Sri Mulyani mengatakan pemerintah akan melacaknya dan mengeksekusi melalui Panitia Urusan Piutang Negara. "Kalau itu belum, kami akan kerja sama dengan BI dan OJK agar akses mereka terhadap lembaga keuangan bisa kita lakukan pemblokiran," ujar dia dalam konferensi pers, Jumat, 4 juni 2021.
Pasalnya, Sri Mulyani mengatakan nama-nama para obligor maupun debitur tersebut jelas tercatat, juga dengan perusahaannya. Karena itu, ia mengatakan pelacakan aset serta identifikasi obligasi maupun kewajiban dari obligor dan debitur akan menjadi penting dalam proses penyelesaian piutang negara ini.

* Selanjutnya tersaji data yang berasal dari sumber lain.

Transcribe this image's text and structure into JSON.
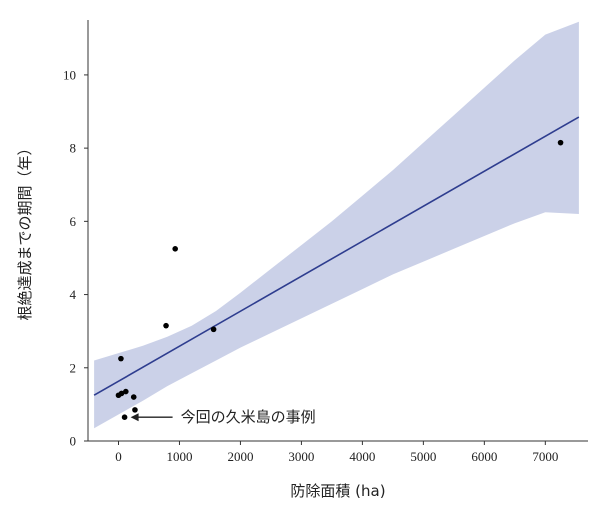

Sri Mulyani menjelaskan hak tagih negara tersebut berasal dari krisis perbankan tahun 1997-1998. Kala itu, negara melakukan bail-out dengan cara bank sentral menggelontorkan dana ke perbankan yang mengalami kesulitan. Hingga saat ini, pemerintah masih harus membayar biaya dari BLBI tersebut.
"Oleh karena itu, hak tagih negara ini terdiri dari mereka yang statusnya adalah obligor yaitu para pemilik dari bank-bank yang dibantu oleh negara melalui BLBI atau debitur yaitu mereka yang pinjam dari bank-bank yang dibantu oleh negara," ujar dia.
Menurut Sri Mulyani, saat ini ada senilai Rp 110,454 triliun dana dalam berbagai bentuk aset tagihan atau utang kepada negara. Utang itu, kata dia, akan ditagih melalui mekanisme piutang negara, yaitu masalah perdata.